O momento mais tenso foi quando o jogo estava empatado em 2 a 2, e o Brasil de Pelotas teve um pênalti a seu favor. Nena partiu para a cobrança, em busca do seu terceiro gol na partida, mas Eduardo Costa, apesar de apoiar o time gaúcho, torceu com todas a suas forças para que ele errasse. Avisou os ouvintes no ar que não gritaria gol caso o artilheiro convertesse a penalidade. Por sorte, Nena errou. “Falei que não gritaria o gol. Não queria fazer isso, porque era um momento épico para o Brasil, mas eu seria agredido naquela cabine”, garante.

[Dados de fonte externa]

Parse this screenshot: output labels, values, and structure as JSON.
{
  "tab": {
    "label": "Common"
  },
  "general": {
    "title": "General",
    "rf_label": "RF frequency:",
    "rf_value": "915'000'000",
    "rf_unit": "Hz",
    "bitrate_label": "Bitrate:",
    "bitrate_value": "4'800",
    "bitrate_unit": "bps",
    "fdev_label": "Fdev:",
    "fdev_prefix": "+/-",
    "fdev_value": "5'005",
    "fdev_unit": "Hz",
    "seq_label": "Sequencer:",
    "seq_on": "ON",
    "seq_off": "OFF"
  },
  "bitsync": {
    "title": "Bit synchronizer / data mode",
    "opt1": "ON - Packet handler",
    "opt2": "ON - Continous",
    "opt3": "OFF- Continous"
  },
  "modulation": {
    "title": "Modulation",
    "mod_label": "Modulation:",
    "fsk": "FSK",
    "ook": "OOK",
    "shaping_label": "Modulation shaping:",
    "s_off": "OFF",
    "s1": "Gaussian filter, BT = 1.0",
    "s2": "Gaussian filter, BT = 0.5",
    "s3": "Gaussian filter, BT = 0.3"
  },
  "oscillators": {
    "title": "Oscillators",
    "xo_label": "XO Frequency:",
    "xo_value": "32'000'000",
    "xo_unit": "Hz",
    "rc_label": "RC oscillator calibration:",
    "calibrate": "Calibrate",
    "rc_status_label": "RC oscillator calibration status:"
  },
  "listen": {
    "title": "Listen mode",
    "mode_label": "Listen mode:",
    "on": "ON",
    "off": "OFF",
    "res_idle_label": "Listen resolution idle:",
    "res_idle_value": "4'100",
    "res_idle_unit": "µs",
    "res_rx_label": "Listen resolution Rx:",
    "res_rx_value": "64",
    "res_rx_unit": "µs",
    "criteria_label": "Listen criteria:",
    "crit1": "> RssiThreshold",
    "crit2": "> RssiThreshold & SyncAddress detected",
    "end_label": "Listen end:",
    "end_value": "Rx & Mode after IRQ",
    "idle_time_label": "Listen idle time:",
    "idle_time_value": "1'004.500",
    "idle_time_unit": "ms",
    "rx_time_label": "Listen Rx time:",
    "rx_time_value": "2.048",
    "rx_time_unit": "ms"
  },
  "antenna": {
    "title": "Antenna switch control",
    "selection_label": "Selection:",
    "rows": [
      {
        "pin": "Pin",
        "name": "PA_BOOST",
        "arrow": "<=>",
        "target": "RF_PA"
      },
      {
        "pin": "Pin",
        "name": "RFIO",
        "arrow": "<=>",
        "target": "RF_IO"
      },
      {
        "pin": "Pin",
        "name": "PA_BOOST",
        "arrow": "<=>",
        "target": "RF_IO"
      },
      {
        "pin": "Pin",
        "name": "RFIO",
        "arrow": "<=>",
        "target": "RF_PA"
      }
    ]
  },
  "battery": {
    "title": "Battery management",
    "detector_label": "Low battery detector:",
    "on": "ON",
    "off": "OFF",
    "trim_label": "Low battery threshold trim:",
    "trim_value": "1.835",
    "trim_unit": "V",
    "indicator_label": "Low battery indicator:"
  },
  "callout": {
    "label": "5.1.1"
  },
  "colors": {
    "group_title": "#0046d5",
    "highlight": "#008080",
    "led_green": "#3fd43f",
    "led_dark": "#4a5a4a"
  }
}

A partida terminou, e Eduardo Costa se agachou para fugir da ira dos torcedores rivais. Ficou mais uma hora no estádio fazendo a repercussão da classificação do Brasil para a decisão da Série D e conseguiu sair das premissas sem nenhum problema. Nesse momento, já era impossível identificar quem o estava ameaçando, e nenhum registro foi feito junto às autoridades. “Eu preferi deixar passar e seguir para a próxima”, explica. Durante a partida, relata que não viu nenhum policial nas proximidades, apenas alguns seguranças que perceberam a situação e retiraram os adesivos que identificavam a Rádio Pelotense da porta da cabine.

Eduardo lembrou-se de um outro episódio, quando narrava uma partida de futsal, e torcedores no ginásio tentaram invadir a cabine para agredir o seu comentarista. Mas desta vez, a ameaça foi muito mais real, porque ele estava ao alcance dos punhos e pontapés dos mais raivosos. E eles poderiam ter ido ao seu encontro caso Nena convertesse aquele pênalti. “Se ele convertesse, eu provavelmente não estaria aqui para contar a história. Depois, o repórter disse que o Nena salvou a minha vida, e eu falei no ar que pagaria uma cerveja para ele quando chegasse a Pelotas”, encerra.